下一章 上一章 目录 设置
2、不速之客 ...
-
河东太原。
一个人一匹白马,身着一身戎装,飞扬跋扈地在大街上疾驰着,那股嚣张的气焰,霸道的气势,竟没有一个人敢惹他,他这么表现似乎生怕没人知道他就是刘承训——河东节度使刘知远的长子。
刘承训匆匆走进太原节度使府刚一大堂便大叫道:“父亲,好消息!石敬瑭真的死了,他的侄子石重贵即位。这小子一介武夫根本不懂什么治国之道,更是个不懂隐忍的家伙估计用不上多久就会和契丹闹翻,我们不如现在就起兵端了他!”好洪亮的的嗓音,这声音之大只怕整个节度使府甚或节度使府外的三条街都能听得清清楚楚,保证一字不差。
大堂之上一人一身白衣孝服立在堂前见他说出这番话眉头大皱道:“你这性格什么时候能改一改,你也说了石重贵马上就会和契丹闹翻,现在起兵,你是想让契丹和石重贵一起打你爹我吗?还有,这太原虽说是我们的地方,但你如此喜形于色,是怕别人看不出你的野心?若让探子发觉传到石重贵那里你觉得会是什么后果”
只见这人一脸络腮胡子,眉毛笔直,眼角突出,额头上一道道被岁月刻下的皱纹,更现实了他这一方豪杰的威严,这人自然是刘知远,石晋王朝的河东节度使,石晋王朝最强大的节度使。

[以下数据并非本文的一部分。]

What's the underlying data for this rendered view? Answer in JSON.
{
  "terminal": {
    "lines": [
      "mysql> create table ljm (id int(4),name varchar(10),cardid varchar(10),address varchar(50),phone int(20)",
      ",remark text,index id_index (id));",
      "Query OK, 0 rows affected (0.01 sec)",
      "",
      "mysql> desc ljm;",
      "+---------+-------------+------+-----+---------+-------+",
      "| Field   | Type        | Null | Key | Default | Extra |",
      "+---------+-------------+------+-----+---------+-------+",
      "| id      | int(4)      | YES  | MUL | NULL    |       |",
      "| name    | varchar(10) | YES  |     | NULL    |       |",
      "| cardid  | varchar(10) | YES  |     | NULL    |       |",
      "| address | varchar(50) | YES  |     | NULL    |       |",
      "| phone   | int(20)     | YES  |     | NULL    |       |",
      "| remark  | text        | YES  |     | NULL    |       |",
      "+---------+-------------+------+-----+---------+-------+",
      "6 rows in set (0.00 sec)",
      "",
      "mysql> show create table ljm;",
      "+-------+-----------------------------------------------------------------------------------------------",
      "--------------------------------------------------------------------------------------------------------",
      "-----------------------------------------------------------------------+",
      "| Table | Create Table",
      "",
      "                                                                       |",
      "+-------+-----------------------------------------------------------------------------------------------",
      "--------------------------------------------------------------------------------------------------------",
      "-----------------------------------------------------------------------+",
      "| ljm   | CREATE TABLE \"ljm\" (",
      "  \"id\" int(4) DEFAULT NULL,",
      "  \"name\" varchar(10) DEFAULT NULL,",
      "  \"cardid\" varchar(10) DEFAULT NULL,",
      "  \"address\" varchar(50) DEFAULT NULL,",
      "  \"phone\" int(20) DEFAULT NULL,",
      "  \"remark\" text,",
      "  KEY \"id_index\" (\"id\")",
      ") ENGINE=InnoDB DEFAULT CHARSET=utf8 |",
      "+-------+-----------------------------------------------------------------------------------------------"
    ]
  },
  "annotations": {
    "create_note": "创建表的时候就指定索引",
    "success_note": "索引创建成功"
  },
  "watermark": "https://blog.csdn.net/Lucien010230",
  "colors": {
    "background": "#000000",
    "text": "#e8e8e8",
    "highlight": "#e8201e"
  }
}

刘承训听完其父刘知远这番训话立刻头默默地低了下去,“唉”刘知远发出了一声叹息,事实上刘知远又怎么不能理解儿子的心情?
他随石敬瑭起兵,本是欲助其得天下,谁想到石敬瑭却向契丹称儿,这也没什么,在那个历史上最黑暗的年代父母尚可食子,这为求权利而认的义父义子又算得了什么,可是偏偏却把燕云十六州割让给了契丹,这使刘知远对其极其不满,奈何石敬瑭与契丹又达成了这种关系,他也只得将不满藏于心中。
对于这不满的隐藏,一藏就是七年,七年来这个所谓的不满似乎变成了另外的东西——野心,或许更是后悔,如果当初他取石敬瑭而代之,一样可以夺得天下,却不用割让燕云十六州为什么会变成现在这个样子?也许就是自己不够狠吧。
刘知远看了看自己的儿子无奈的又叹了一口气才说道:“算了,这对你应该算是好事吧。”接着从袖子里拿出一封书信道:“你现在马上进京,把这封信交给景延广将军,离开河东后记得一定要低调,切勿声张。”刘承训接过信后稍加思索,“哦”了一声便骑马而去。
刘承训今年刚刚二十一岁正值血气方刚,虽说父亲命他离开河东后要低调,可是这还在河东太原,河东更是他父亲自己的私人国度,转眼间刘承训又快马加鞭的在太原街道上飞奔疾驰,现在正是午后时分,街上车水马龙人来人往,刘承训这一飞奔疾驰使得街上顿时乱了起来,可他是刘知远的儿子,纵然他这么作委实过分,却没有一个人敢管,就算管的起他,管的起他爹吗?
整条街上,被他不知道被他踢翻了多少个摊子,撞倒了多少人,此时眼前突然出现以为年逾古稀的老者,这要是被马撞上的话,撞不死的把握只怕和神仙下凡的把握差不了多少了,刘承训见状纵马编想要跃过去心想“老头,识相就赶紧躲开,我也让马跃起来了,这要是把你撞死可怨不得我”本来提马跃过一个人应该是比较容易的,更加上刘承训的马更不是平常马种,但谁知刘承训的御马之术真是一塌糊涂,竟然将马提前跃起,当马落地之时恰好会撞上老人,就在这时只见刘承训眼前突然一个铁棍横着飞了过来将刘承训连人代马后飞倒地。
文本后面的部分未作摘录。